Calculating the Cost of Life’s Financial Journey

Neal recently graduated from college. He’s employed by a space exploration company and makes approximately $65,000 per year. His primary goal is to begin saving for an emergency fund. After looking at his budget, Neal has determined that in the case of a severe emergency, he will need to replace 45% of his annual income. This is a conservative estimate, but Neal believes the amount should be sufficient to pay his rent, car payment, food, utility, and insurance expenses.

a. How much income does Neal believe he needs in the case of a severe emergency?

b. After discussing his alternatives with you, assume Neal concludes that he can meet all his necessary expenses with as little as $29,000 per year. If his goal is to establish a 6-month emergency fund, how much should he have on hand today? What will he need if he has a 3-month emergency fund goal?

c. If Neal can save $300 per month toward his emergency fund goal, how long it will it take for him to obtain 3 and 6 months of needed expenses, assuming he can earn a 2% rate of return on his savings?

d. What type of assets would be appropriate for his emergency fund?

e. Today, Neal has few assets that he can use to pay emergency expenses. Until he saves enough for an emergency fund, what other options does he have for funding a potential emergency?

Answer 1

a. Neal believes he needs to replace 45% of his annual income in the case of a severe emergency. Therefore, the amount of income he needs is:

0.45 x $65,000 = $29,250

b. If Neal's goal is to establish a 6-month emergency fund with $29,000 per year in necessary expenses, he would need to have on hand:

6 months x $29,000/12 months = $14,500

If his goal is a 3-month emergency fund, he would need to have on hand:

3 months x $29,000/12 months = $7,250

c. If Neal can save $300 per month toward his emergency fund goal and earn a 2% rate of return on his savings, we can use the formula for the future value of an annuity to determine how long it will take him to save enough for a 3-month and 6-month emergency fund:

FV = PMT x [(1 + r)^n - 1]/r

where FV is the future value, PMT is the monthly payment, r is the monthly interest rate, and n is the number of months.

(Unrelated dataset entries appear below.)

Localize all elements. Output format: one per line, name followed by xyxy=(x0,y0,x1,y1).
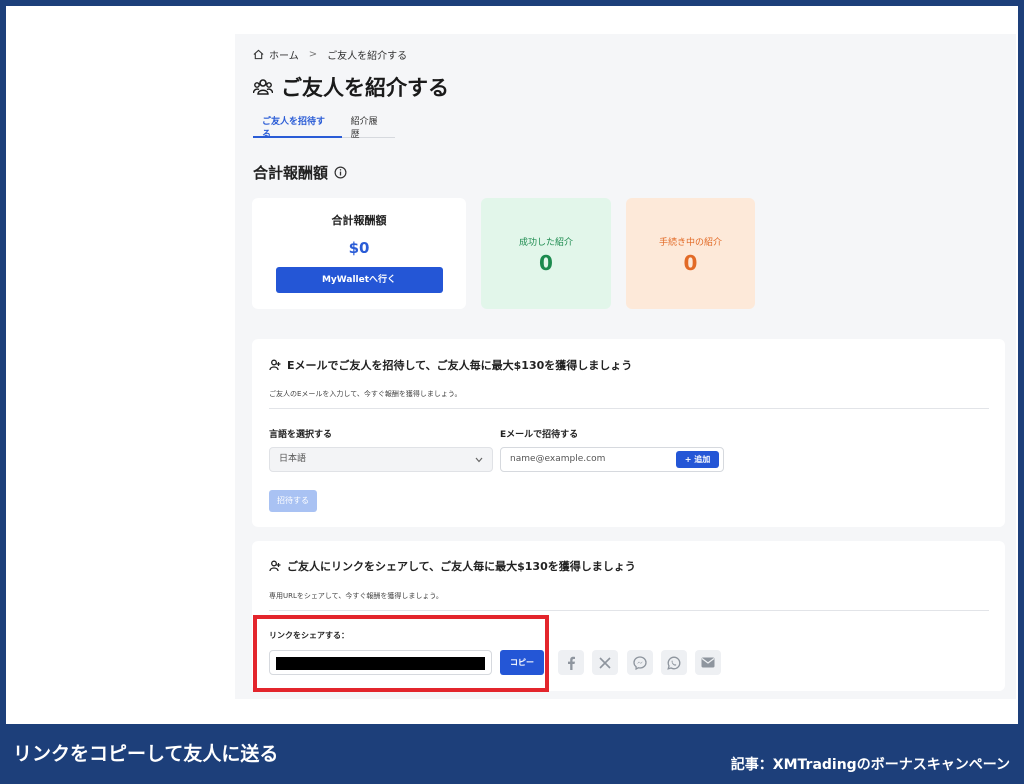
user-plus-icon xyxy=(269,359,281,371)
breadcrumb-home[interactable]: ホーム xyxy=(269,47,299,62)
total-reward-amount: $0 xyxy=(348,239,370,257)
language-label: 言語を選択する xyxy=(269,430,333,440)
share-mail-button[interactable] xyxy=(695,650,721,675)
email-input[interactable]: name@example.com + 追加 xyxy=(500,447,724,472)
add-email-button[interactable]: + 追加 xyxy=(676,451,719,468)
page-title: ご友人を紹介する xyxy=(253,72,449,102)
tab-invite-friends[interactable]: ご友人を招待する xyxy=(253,110,342,140)
mail-icon xyxy=(701,657,715,668)
email-invite-heading-text: Eメールでご友人を招待して、ご友人毎に最大$130を獲得しましょう xyxy=(287,359,633,372)
breadcrumb-current: ご友人を紹介する xyxy=(327,51,408,62)
email-invite-subtext: ご友人のEメールを入力して、今すぐ報酬を獲得しましょう。 xyxy=(269,390,462,398)
invite-button[interactable]: 招待する xyxy=(269,490,317,512)
users-icon xyxy=(253,79,273,95)
share-messenger-button[interactable] xyxy=(627,650,653,675)
language-select-value: 日本語 xyxy=(279,454,307,464)
total-reward-heading: 合計報酬額 xyxy=(253,162,347,183)
copy-link-highlight-box xyxy=(253,615,549,692)
home-icon[interactable] xyxy=(253,49,264,60)
total-reward-card: 合計報酬額 $0 MyWalletへ行く xyxy=(252,198,466,309)
email-input-placeholder: name@example.com xyxy=(510,454,606,464)
user-plus-icon xyxy=(269,560,281,572)
pending-referrals-count: 0 xyxy=(683,251,698,275)
total-reward-label: 合計報酬額 xyxy=(331,214,387,227)
divider xyxy=(269,610,989,611)
total-reward-heading-text: 合計報酬額 xyxy=(253,164,329,182)
app-window: ホーム > ご友人を紹介する ご友人を紹介する ご友人を招待する 紹介履歴 合計… xyxy=(235,34,1016,699)
breadcrumb: ホーム > ご友人を紹介する xyxy=(253,47,407,62)
language-select[interactable]: 日本語 xyxy=(269,447,493,472)
successful-referrals-card: 成功した紹介 0 xyxy=(481,198,611,309)
successful-referrals-label: 成功した紹介 xyxy=(518,238,573,248)
divider xyxy=(269,408,989,409)
facebook-icon xyxy=(568,656,575,670)
pending-referrals-label: 手続き中の紹介 xyxy=(658,238,722,248)
x-icon xyxy=(599,656,611,669)
successful-referrals-count: 0 xyxy=(539,251,553,275)
share-link-heading: ご友人にリンクをシェアして、ご友人毎に最大$130を獲得しましょう xyxy=(269,558,636,574)
chevron-down-icon xyxy=(475,457,483,463)
caption-bar: リンクをコピーして友人に送る 記事：XMTradingのボーナスキャンペーン xyxy=(0,724,1024,784)
email-invite-panel: Eメールでご友人を招待して、ご友人毎に最大$130を獲得しましょう ご友人のEメ… xyxy=(252,339,1005,527)
messenger-icon xyxy=(633,655,647,670)
info-icon[interactable] xyxy=(334,166,347,179)
tab-referral-history[interactable]: 紹介履歴 xyxy=(342,110,395,140)
email-invite-label: Eメールで招待する xyxy=(500,430,579,440)
breadcrumb-separator: > xyxy=(308,49,318,60)
pending-referrals-card: 手続き中の紹介 0 xyxy=(626,198,755,309)
share-x-button[interactable] xyxy=(592,650,618,675)
share-link-subtext: 専用URLをシェアして、今すぐ報酬を獲得しましょう。 xyxy=(269,592,443,600)
share-link-heading-text: ご友人にリンクをシェアして、ご友人毎に最大$130を獲得しましょう xyxy=(287,560,636,573)
article-credit: 記事：XMTradingのボーナスキャンペーン xyxy=(730,757,1010,773)
email-invite-heading: Eメールでご友人を招待して、ご友人毎に最大$130を獲得しましょう xyxy=(269,357,632,373)
mywallet-button[interactable]: MyWalletへ行く xyxy=(275,267,443,293)
page-title-text: ご友人を紹介する xyxy=(281,76,449,100)
share-facebook-button[interactable] xyxy=(558,650,584,675)
tab-bar: ご友人を招待する 紹介履歴 xyxy=(253,110,395,140)
share-whatsapp-button[interactable] xyxy=(661,650,687,675)
caption-text: リンクをコピーして友人に送る xyxy=(13,743,279,765)
whatsapp-icon xyxy=(667,656,681,670)
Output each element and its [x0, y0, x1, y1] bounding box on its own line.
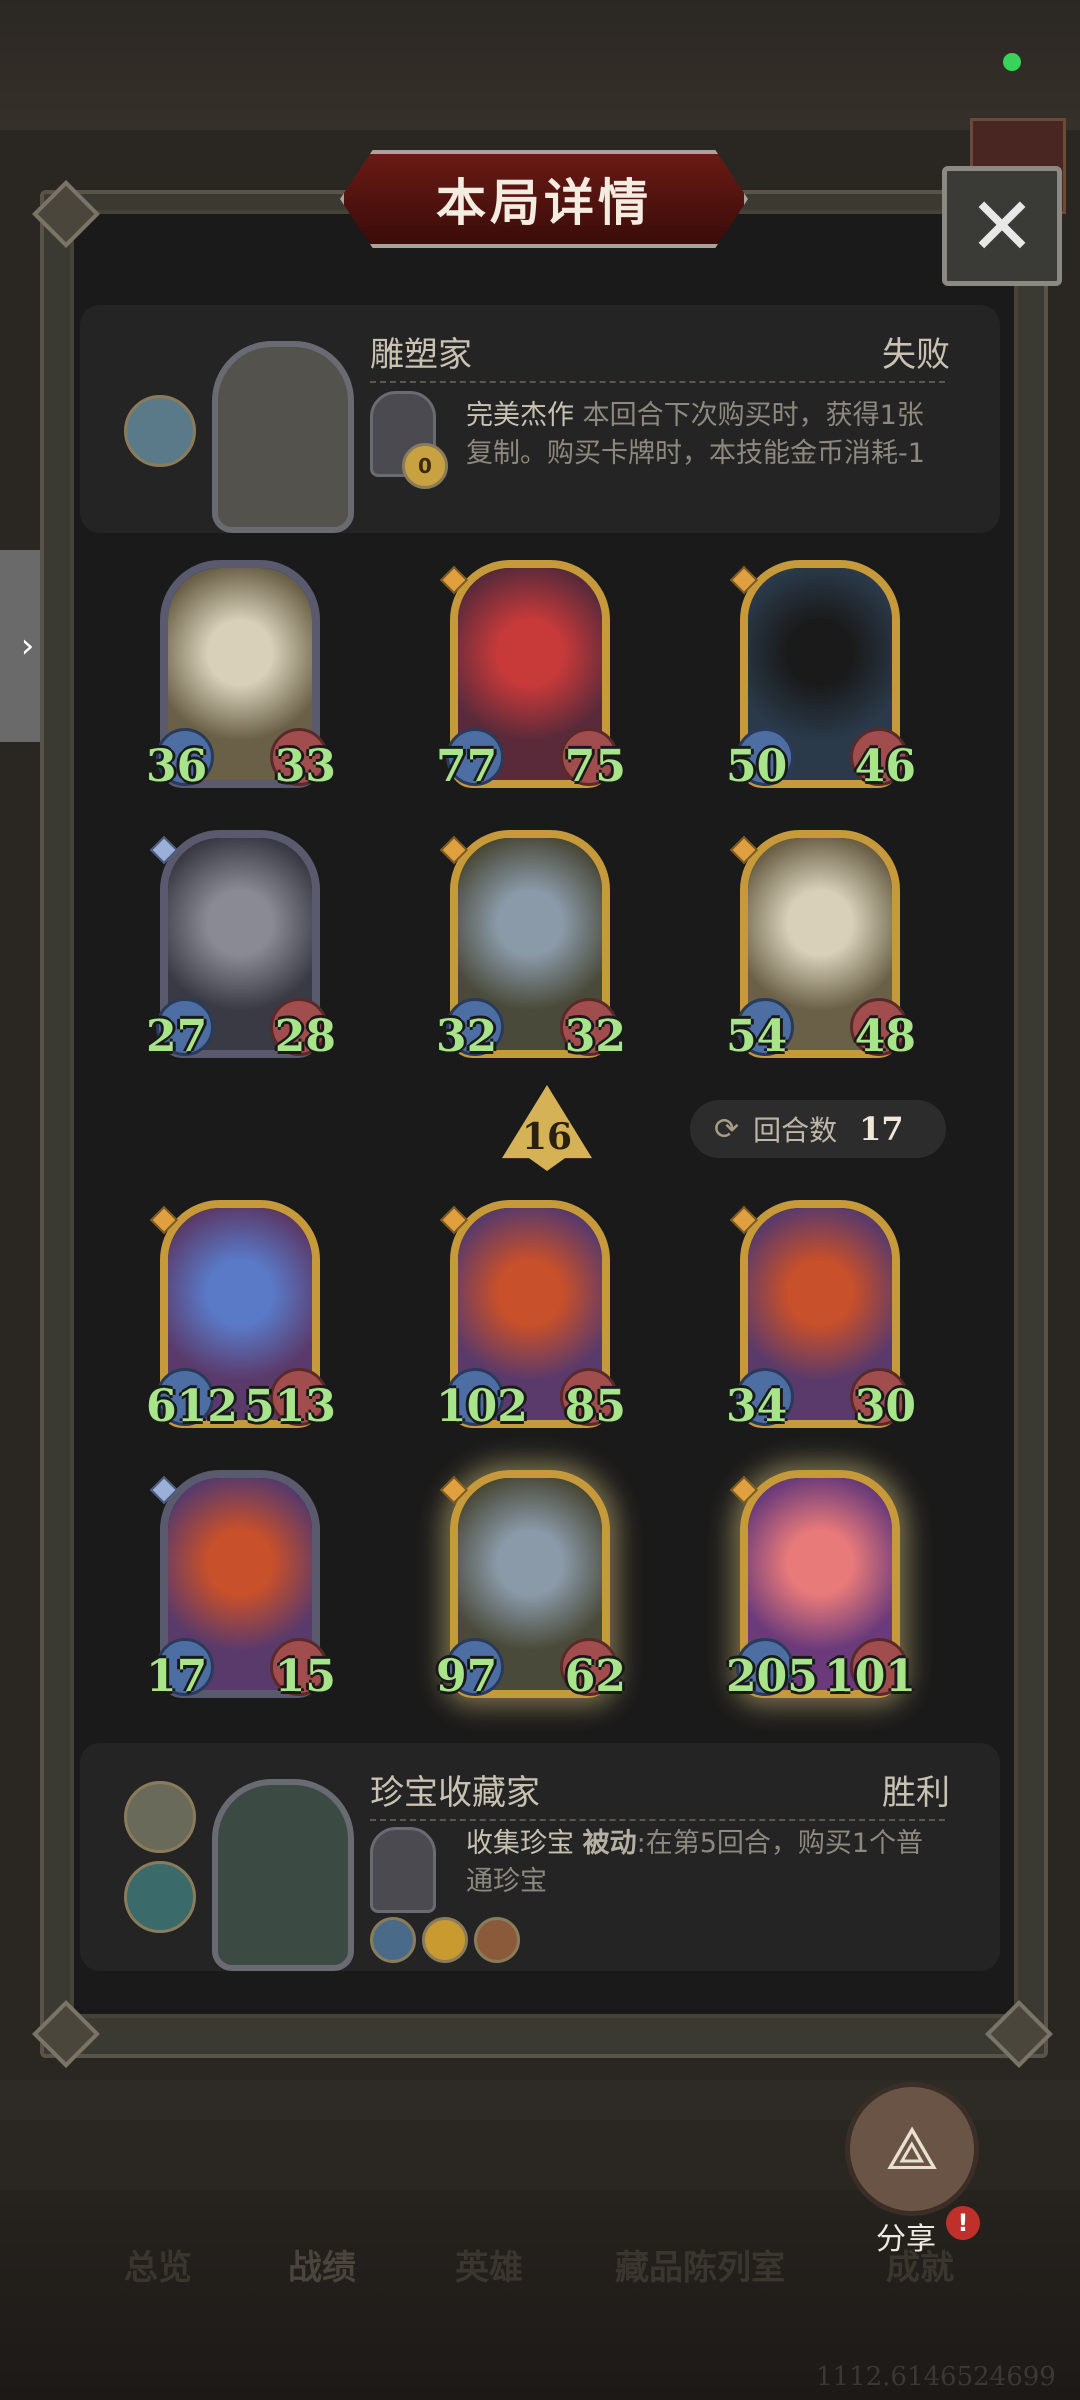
- minion-card[interactable]: 27 28: [146, 830, 336, 1070]
- minion-health: 33: [274, 741, 336, 792]
- minion-card[interactable]: 34 30: [726, 1200, 916, 1440]
- minion-attack: 32: [436, 1011, 498, 1062]
- minion-attack: 77: [436, 741, 498, 792]
- minion-card[interactable]: 102 85: [436, 1200, 626, 1440]
- minion-health: 75: [564, 741, 626, 792]
- minion-health: 85: [564, 1381, 626, 1432]
- coordinate-readout: 1112.6146524699: [816, 2362, 1056, 2392]
- minion-health: 513: [244, 1381, 336, 1432]
- minion-card[interactable]: 77 75: [436, 560, 626, 800]
- minion-card[interactable]: 54 48: [726, 830, 916, 1070]
- skill-description: 完美杰作 本回合下次购买时，获得1张复制。购买卡牌时，本技能金币消耗-1: [466, 397, 946, 473]
- status-indicator: [1003, 53, 1021, 71]
- relic-badge-icon: [474, 1917, 520, 1963]
- minion-card[interactable]: 205 101: [726, 1470, 916, 1710]
- minion-attack: 50: [726, 741, 788, 792]
- minion-card[interactable]: 97 62: [436, 1470, 626, 1710]
- hero-power-icon: [124, 395, 196, 467]
- title-plate: 本局详情: [340, 150, 748, 248]
- minion-attack: 102: [436, 1381, 528, 1432]
- relic-icon: [124, 1781, 196, 1853]
- minion-health: 46: [854, 741, 916, 792]
- share-label[interactable]: 分享: [876, 2214, 936, 2258]
- close-icon: ✕: [968, 179, 1036, 273]
- share-alert-badge: !: [946, 2206, 980, 2240]
- player-name: 雕塑家: [370, 335, 472, 375]
- minion-card[interactable]: 17 15: [146, 1470, 336, 1710]
- minion-health: 32: [564, 1011, 626, 1062]
- nav-heroes[interactable]: 英雄: [455, 2240, 523, 2289]
- minion-card[interactable]: 36 33: [146, 560, 336, 800]
- minion-health: 48: [854, 1011, 916, 1062]
- share-button[interactable]: ⟁: [845, 2082, 979, 2216]
- minion-attack: 612: [146, 1381, 238, 1432]
- refresh-icon: ⟳: [714, 1111, 740, 1147]
- match-result: 胜利: [882, 1773, 950, 1813]
- minion-attack: 97: [436, 1651, 498, 1702]
- skill-icon: [370, 1827, 436, 1913]
- match-result: 失败: [882, 335, 950, 375]
- minion-health: 101: [824, 1651, 916, 1702]
- round-counter: ⟳ 回合数 17: [690, 1100, 946, 1158]
- divider: [370, 1819, 945, 1821]
- minion-health: 15: [274, 1651, 336, 1702]
- crown-icon: [422, 1917, 468, 1963]
- minion-health: 62: [564, 1651, 626, 1702]
- minion-health: 30: [854, 1381, 916, 1432]
- skill-cost-badge: 0: [402, 443, 448, 489]
- avatar: [212, 341, 354, 533]
- minion-attack: 205: [726, 1651, 818, 1702]
- opponent-card: 雕塑家 失败 0 完美杰作 本回合下次购买时，获得1张复制。购买卡牌时，本技能金…: [80, 305, 1000, 533]
- page-title: 本局详情: [436, 174, 652, 232]
- tier-level: 16: [521, 1116, 573, 1158]
- minion-attack: 36: [146, 741, 208, 792]
- minion-attack: 34: [726, 1381, 788, 1432]
- divider: [370, 381, 945, 383]
- minion-card[interactable]: 32 32: [436, 830, 626, 1070]
- skill-description: 收集珍宝 被动:在第5回合，购买1个普通珍宝: [466, 1825, 946, 1901]
- minion-attack: 54: [726, 1011, 788, 1062]
- minion-card[interactable]: 50 46: [726, 560, 916, 800]
- close-button[interactable]: ✕: [942, 166, 1062, 286]
- skill-name: 收集珍宝: [466, 1828, 574, 1859]
- player-name: 珍宝收藏家: [370, 1773, 540, 1813]
- trinket-icon: [370, 1917, 416, 1963]
- chevron-right-icon: ›: [20, 626, 35, 666]
- skill-tag: 被动: [582, 1828, 637, 1859]
- round-count: 17: [859, 1110, 904, 1148]
- minion-attack: 17: [146, 1651, 208, 1702]
- nav-records[interactable]: 战绩: [288, 2240, 356, 2289]
- player-card: 珍宝收藏家 胜利 收集珍宝 被动:在第5回合，购买1个普通珍宝: [80, 1743, 1000, 1971]
- nav-collection[interactable]: 藏品陈列室: [615, 2240, 785, 2289]
- round-label: 回合数: [753, 1114, 838, 1147]
- share-icon: ⟁: [885, 2114, 939, 2184]
- avatar: [212, 1779, 354, 1971]
- minion-health: 28: [274, 1011, 336, 1062]
- minion-attack: 27: [146, 1011, 208, 1062]
- top-background: [0, 0, 1080, 130]
- skill-name: 完美杰作: [466, 400, 574, 431]
- nav-overview[interactable]: 总览: [124, 2240, 192, 2289]
- hero-power-icon: [124, 1861, 196, 1933]
- minion-card[interactable]: 612 513: [146, 1200, 336, 1440]
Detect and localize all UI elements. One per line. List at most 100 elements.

For a 6-month emergency fund:

FV = $14,500
PMT = $300
r = 0.02/12
n = ?

Solving for n, we get:

n = log[(FV x r/PMT) + 1]/log(1 + r)
n = log[(14,500 x 0.02/12/300) + 1]/log(1 + 0.02/12)
n ≈ 31.8 months

Therefore, it will take Neal approximately 32 months to save enough for a 6-month emergency fund.

For a 3-month emergency fund:

FV = $7,250
PMT = $300
r = 0.02/12
n = ?

Solving for n, we get:

n = log[(FV x r/PMT) + 1]/log(1 + r)
n = log[(7,250 x 0.02/12/300) + 1]/log(1 + 0.02/12)
n ≈ 16 months

Therefore, it will take Neal approximately 16 months to save enough for a 3-month emergency fund.

d. The appropriate assets for an emergency fund are those that are low-risk, liquid, and easily accessible. Examples include savings accounts, money market accounts, and short-term certificates of deposit (CDs).

e. Until Neal saves enough for an emergency fund, he can consider other options for funding a potential emergency, such as taking out a personal loan or using a credit card. However, these options should be used as a last resort, as they can lead to high interest rates and debt. Neal should focus on building his emergency fund as soon as possible to avoid relying on these options in the future.